This set of tools is for post processing NMF outputs from SmallK.
The topic_modeling/
directory contains applications useful for extracting topic modeling results from NMF input and output files.
If NMF was run on a sparse term-document matrix and there exist associated dictionary and documents files, the output W and H matrices along with these original files can be used to generate topic models.
##generate_outputs.py
Running the application without any arguments will present a list of required and optional input arguments.
python topic_modeling/generate_outputs.py
Output:
usage: generate_outputs.py [-h]
--dictpath dictpath
--docpath docpath
--matrixpath matrixpath
--infile_w infile_w
--infile_h infile_h
--maxterms maxterms
[--outdir outdir]
[--tabstrip tabstrip]
[--format format]
###Inputs
dictpath: filepath for the input dictionary file, such as dictionary.txt
docpath: filepath for the input documents file, such as documents.txt
matrixpath: filepath for the input matrix file, such as matrix.mtx
infile_w: filepath for the NMF W matrix output, such as w.csv
infile_h: filepath for the NMF H matrix output, such as h.csv
maxterms: number of top terms desired in the output files
[outdir]: output directory, defaults to the current directory
[tabstrip]: whether or not to strip content from the dictionary file beyond the first tab, defaults to False
[format]: cluster topics output file format (XML or JSON), defaults to XML
###Outputs
This application will generate three files:
assignments_fuzzy_[k].csv: This file contains one line per document with k elements, each representing the probability of that document belonging to the kth cluster.
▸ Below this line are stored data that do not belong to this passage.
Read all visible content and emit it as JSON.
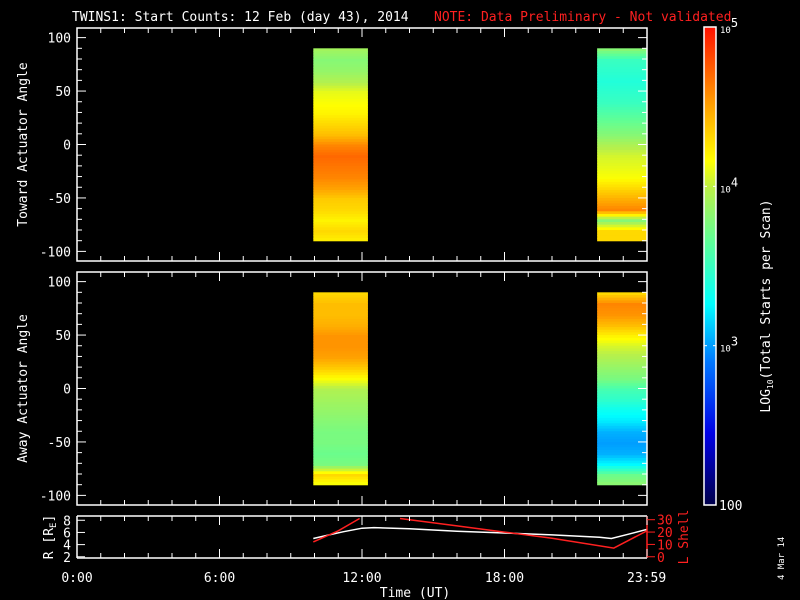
{
  "title": {
    "main": "TWINS1: Start Counts: 12 Feb (day  43), 2014",
    "note": "NOTE: Data Preliminary - Not validated",
    "note_color": "#ff2020"
  },
  "date_stamp": "4 Mar 14",
  "chart_data": [
    {
      "type": "heatmap",
      "name": "toward",
      "ylabel": "Toward Actuator Angle",
      "ylim": [
        -109,
        109
      ],
      "yticks": [
        100,
        50,
        0,
        -50,
        -100
      ],
      "xlim": [
        0,
        24
      ],
      "angles": [
        90,
        80,
        70,
        60,
        50,
        40,
        30,
        20,
        10,
        0,
        -10,
        -20,
        -30,
        -40,
        -50,
        -60,
        -70,
        -80,
        -90
      ],
      "blocks": [
        {
          "t_start": 9.95,
          "t_end": 12.25,
          "log_counts": [
            3.9,
            3.8,
            3.85,
            3.95,
            4.1,
            4.15,
            4.2,
            4.3,
            4.4,
            4.6,
            4.7,
            4.65,
            4.6,
            4.5,
            4.35,
            4.3,
            4.2,
            4.3,
            4.2
          ]
        },
        {
          "t_start": 21.9,
          "t_end": 24.0,
          "log_counts": [
            3.8,
            3.5,
            3.45,
            3.4,
            3.45,
            3.5,
            3.6,
            3.7,
            3.8,
            3.95,
            4.05,
            4.1,
            4.15,
            4.3,
            4.45,
            4.6,
            3.8,
            4.3,
            4.3
          ]
        }
      ]
    },
    {
      "type": "heatmap",
      "name": "away",
      "ylabel": "Away Actuator Angle",
      "ylim": [
        -109,
        109
      ],
      "yticks": [
        100,
        50,
        0,
        -50,
        -100
      ],
      "xlim": [
        0,
        24
      ],
      "angles": [
        90,
        80,
        70,
        60,
        50,
        40,
        30,
        20,
        10,
        0,
        -10,
        -20,
        -30,
        -40,
        -50,
        -60,
        -70,
        -80,
        -90
      ],
      "blocks": [
        {
          "t_start": 9.95,
          "t_end": 12.25,
          "log_counts": [
            4.3,
            4.4,
            4.4,
            4.45,
            4.55,
            4.55,
            4.5,
            4.35,
            4.15,
            3.95,
            3.9,
            3.85,
            3.8,
            3.75,
            3.75,
            3.7,
            3.75,
            4.3,
            4.1
          ]
        },
        {
          "t_start": 21.9,
          "t_end": 24.0,
          "log_counts": [
            4.3,
            4.6,
            4.55,
            4.4,
            4.2,
            4.05,
            3.95,
            3.85,
            3.75,
            3.55,
            3.45,
            3.3,
            3.2,
            3.05,
            3.0,
            3.05,
            3.25,
            3.7,
            3.85
          ]
        }
      ]
    },
    {
      "type": "line",
      "name": "orbit",
      "ylabel": "R [RE]",
      "ylabel_main": "R [R",
      "ylabel_sub": "E",
      "ylabel_end": "]",
      "ylim": [
        1.8,
        8.7
      ],
      "yticks": [
        8,
        6,
        4,
        2
      ],
      "y2label": "L Shell",
      "y2lim": [
        -1,
        33
      ],
      "y2ticks": [
        30,
        20,
        10,
        0
      ],
      "xlim": [
        0,
        24
      ],
      "xticks": [
        0,
        6,
        12,
        18,
        23.983
      ],
      "xtick_labels": [
        "0:00",
        "6:00",
        "12:00",
        "18:00",
        "23:59"
      ],
      "xlabel": "Time (UT)",
      "series": [
        {
          "name": "R",
          "color": "#ffffff",
          "x": [
            9.95,
            10.5,
            11.2,
            12.0,
            12.5,
            14,
            16,
            18,
            20,
            22,
            22.5,
            23.2,
            24
          ],
          "y": [
            5.0,
            5.5,
            6.1,
            6.7,
            6.8,
            6.6,
            6.2,
            5.9,
            5.6,
            5.2,
            5.0,
            5.7,
            6.5
          ]
        },
        {
          "name": "L Shell",
          "color": "#ff2020",
          "axis": "y2",
          "x": [
            9.95,
            11.0,
            11.9
          ],
          "y": [
            12,
            21,
            31
          ]
        },
        {
          "name": "L Shell (cont.)",
          "color": "#ff2020",
          "axis": "y2",
          "x": [
            13.6,
            16,
            18,
            20,
            22.6,
            24
          ],
          "y": [
            31,
            25,
            20,
            15,
            7,
            21
          ]
        }
      ]
    }
  ],
  "colorbar": {
    "label": "LOG10(Total Starts per Scan)",
    "label_pre": "LOG",
    "label_sub": "10",
    "label_post": "(Total Starts per Scan)",
    "range_log": [
      2,
      5
    ],
    "ticks": [
      {
        "log": 5,
        "base": "10",
        "exp": "5"
      },
      {
        "log": 4,
        "base": "10",
        "exp": "4"
      },
      {
        "log": 3,
        "base": "10",
        "exp": "3"
      }
    ],
    "min_label": "100",
    "stops": [
      [
        0.0,
        "#00004a"
      ],
      [
        0.15,
        "#0000e6"
      ],
      [
        0.3,
        "#0078ff"
      ],
      [
        0.42,
        "#00ffff"
      ],
      [
        0.55,
        "#5dff98"
      ],
      [
        0.66,
        "#b8f04a"
      ],
      [
        0.72,
        "#ffff00"
      ],
      [
        0.85,
        "#ff9400"
      ],
      [
        1.0,
        "#ff1000"
      ]
    ]
  }
}
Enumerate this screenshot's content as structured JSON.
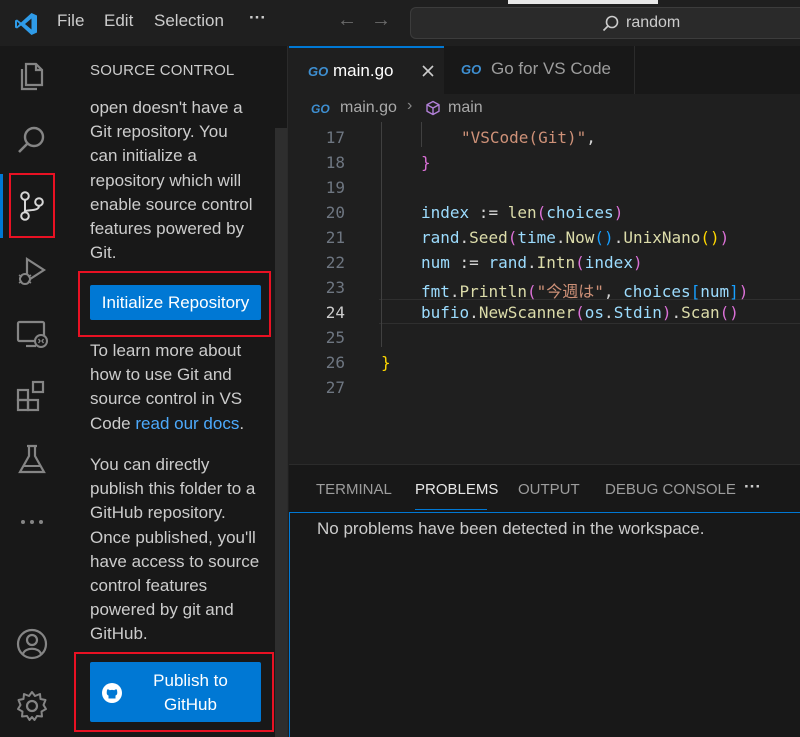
{
  "titlebar": {
    "menu": [
      "File",
      "Edit",
      "Selection",
      "···"
    ],
    "search_text": "random"
  },
  "activitybar": {
    "icons": [
      "explorer-icon",
      "search-icon",
      "source-control-icon",
      "run-debug-icon",
      "remote-explorer-icon",
      "extensions-icon",
      "testing-icon",
      "more-icon",
      "account-icon",
      "settings-gear-icon"
    ]
  },
  "sidebar": {
    "header": "SOURCE CONTROL",
    "intro_lines": [
      "open doesn't have a",
      "Git repository. You",
      "can initialize a",
      "repository which will",
      "enable source control",
      "features powered by",
      "Git."
    ],
    "init_button": "Initialize Repository",
    "learn_lines": [
      "To learn more about",
      "how to use Git and",
      "source control in VS"
    ],
    "learn_last_prefix": "Code ",
    "learn_link": "read our docs",
    "learn_last_suffix": ".",
    "publish_lines": [
      "You can directly",
      "publish this folder to a",
      "GitHub repository.",
      "Once published, you'll",
      "have access to source",
      "control features",
      "powered by git and",
      "GitHub."
    ],
    "publish_button_line1": "Publish to",
    "publish_button_line2": "GitHub"
  },
  "tabs": {
    "go_badge": "GO",
    "items": [
      {
        "label": "main.go",
        "active": true
      },
      {
        "label": "Go for VS Code",
        "active": false
      }
    ]
  },
  "breadcrumb": {
    "file": "main.go",
    "symbol": "main"
  },
  "editor": {
    "line_numbers": [
      "17",
      "18",
      "19",
      "20",
      "21",
      "22",
      "23",
      "24",
      "25",
      "26",
      "27"
    ],
    "current_line": "24"
  },
  "panel": {
    "tabs": [
      "TERMINAL",
      "PROBLEMS",
      "OUTPUT",
      "DEBUG CONSOLE",
      "···"
    ],
    "active_tab": "PROBLEMS",
    "message": "No problems have been detected in the workspace."
  }
}
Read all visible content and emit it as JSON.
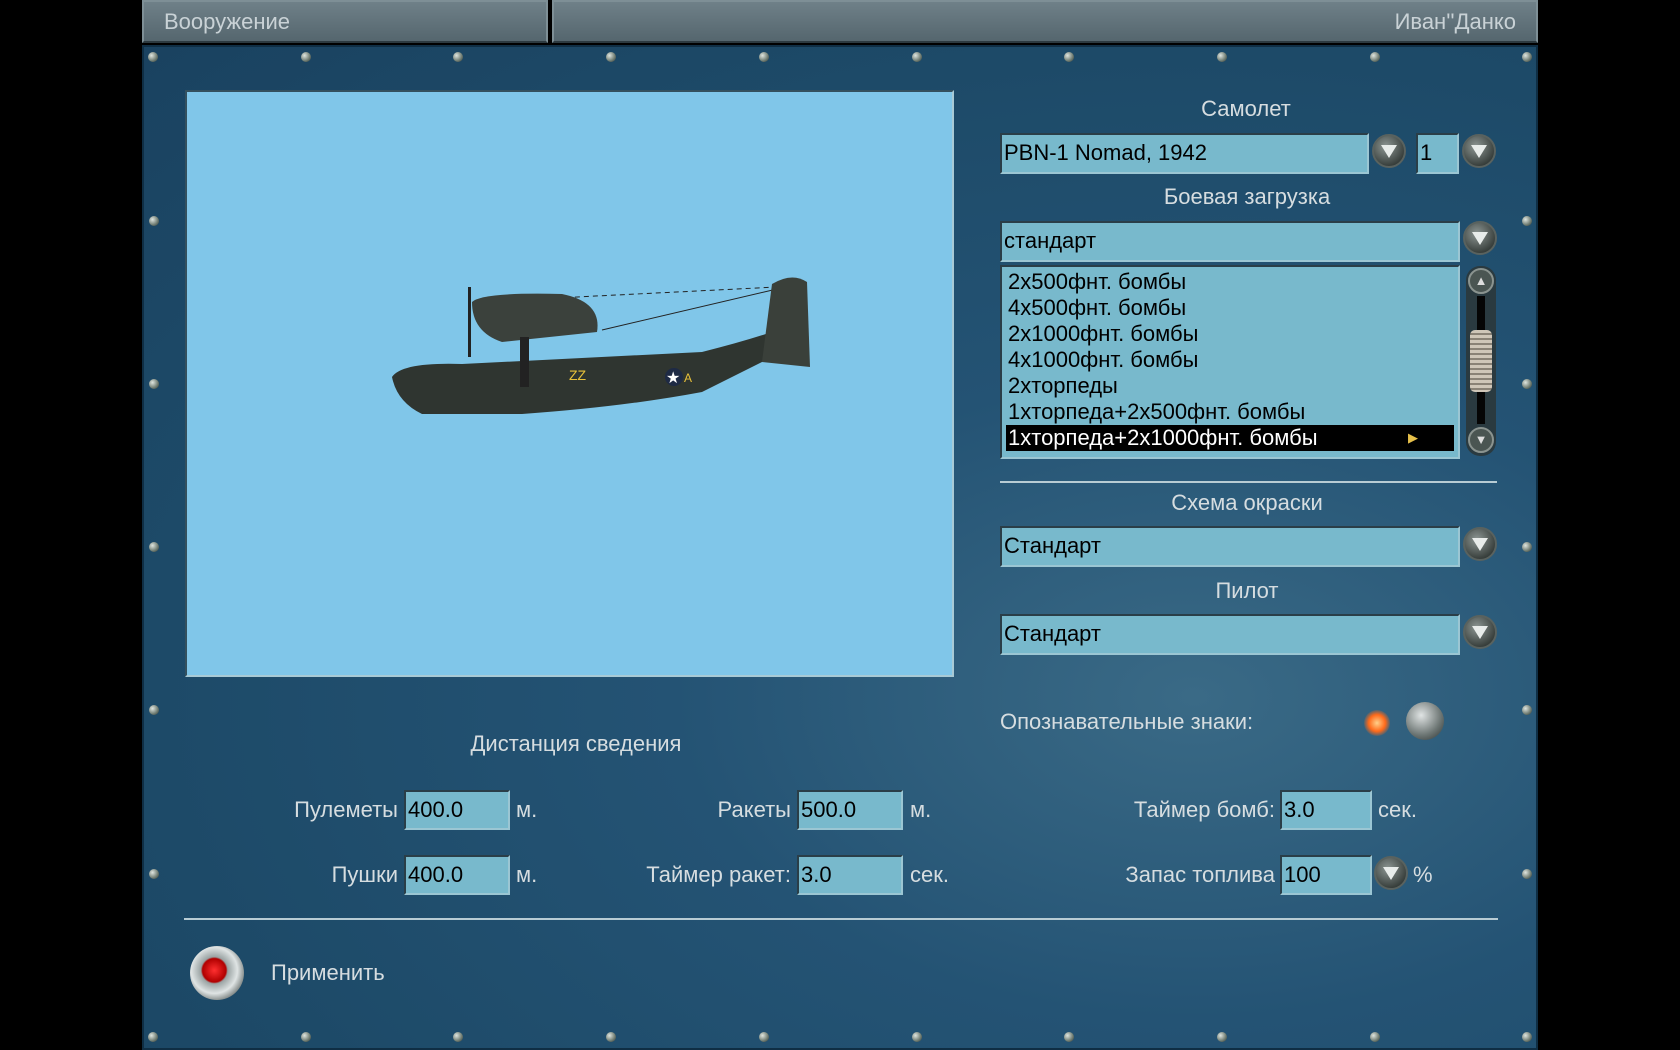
{
  "header": {
    "section": "Вооружение",
    "player": "Иван''Данко"
  },
  "aircraft": {
    "label": "Самолет",
    "value": "PBN-1 Nomad, 1942",
    "count": "1"
  },
  "loadout": {
    "label": "Боевая загрузка",
    "value": "стандарт",
    "options": [
      "2x500фнт. бомбы",
      "4x500фнт. бомбы",
      "2x1000фнт. бомбы",
      "4x1000фнт. бомбы",
      "2xторпеды",
      "1xторпеда+2x500фнт. бомбы",
      "1xторпеда+2x1000фнт. бомбы"
    ],
    "selected_index": 6
  },
  "skin": {
    "label": "Схема окраски",
    "value": "Стандарт"
  },
  "pilot": {
    "label": "Пилот",
    "value": "Стандарт"
  },
  "markings": {
    "label": "Опознавательные знаки:",
    "enabled": true
  },
  "convergence": {
    "title": "Дистанция сведения",
    "mg": {
      "label": "Пулеметы",
      "value": "400.0",
      "unit": "м."
    },
    "cannon": {
      "label": "Пушки",
      "value": "400.0",
      "unit": "м."
    },
    "rockets": {
      "label": "Ракеты",
      "value": "500.0",
      "unit": "м."
    },
    "rocket_timer": {
      "label": "Таймер ракет:",
      "value": "3.0",
      "unit": "сек."
    },
    "bomb_timer": {
      "label": "Таймер бомб:",
      "value": "3.0",
      "unit": "сек."
    },
    "fuel": {
      "label": "Запас топлива",
      "value": "100",
      "unit": "%"
    }
  },
  "apply": {
    "label": "Применить"
  },
  "colors": {
    "panel": "#1d4a68",
    "field": "#78b9cc",
    "sky": "#80c6e9"
  }
}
This is the soft clustering result.
assignments_[k].csv: This file contains one element per document, representing the cluster to which that document was assigned. This is the hard clustering result.
clusters_[k].{xml,json}: This file contains JSON or XML formatted data that represents the cluster ids, the number of documents per cluster, and the top terms per cluster.
###Usage
A sample run of this application might look like the following:
python topic_modeling/generate_outputs.py \
--dictpath test_data/dictionary.txt \
--docpath test_data/documents.txt \
--matrixpath test_data/matrix.mtx \
--infile_w test_data/w.csv \
--infile_h test_data/h.csv \
--maxterms 5 \
--outdir results
This would generate the following files:
results/
clusters_10.xml
assignments_fuzzy_10.csv
assignments_10.csv
##reduce_outputs.py
Running the application without any arguments will present a list of required and optional input arguments.
python topic_modeling/reduce_outputs.py
Output:
usage: reduce_outputs.py [-h]
--topicspath topicspath
--fuzzypath fuzzypath
[--outdir outdir]
###Inputs
topicspath: filepath for the input topics file, such as clusters_10.json
fuzzypath: filepath for the input fuzzy assignments file, such as assignments_fuzzy_10.csv
[outdir]: output directory, defaults to the current directory
###Outputs
This application will generate two files:
assignments_labels_[k].csv: This file contains one line per document with k elements, representing in decreasing probability the clusters to which that document belongs. This is the soft clustering result. For example, a particular line might look like
6,5,2,8,3,9,1,4,7,0
This would mean that the document is most likely to belong to cluster 6, then cluster 5, and so on.
clusters_[k].csv: This file contains one line per cluster with top terms for that cluster separated by commas.
###Usage
A sample run of this application might look like the following:
python topic_modeling/reduce_outputs.py \
--topicspath results/clusters_10.xml \
--fuzzypath results/assignments_fuzzy_10.csv \
--outdir reduced_results
This would generate the following files:
reduced_results/
clusters_10.csv
assignments_labels_10.csv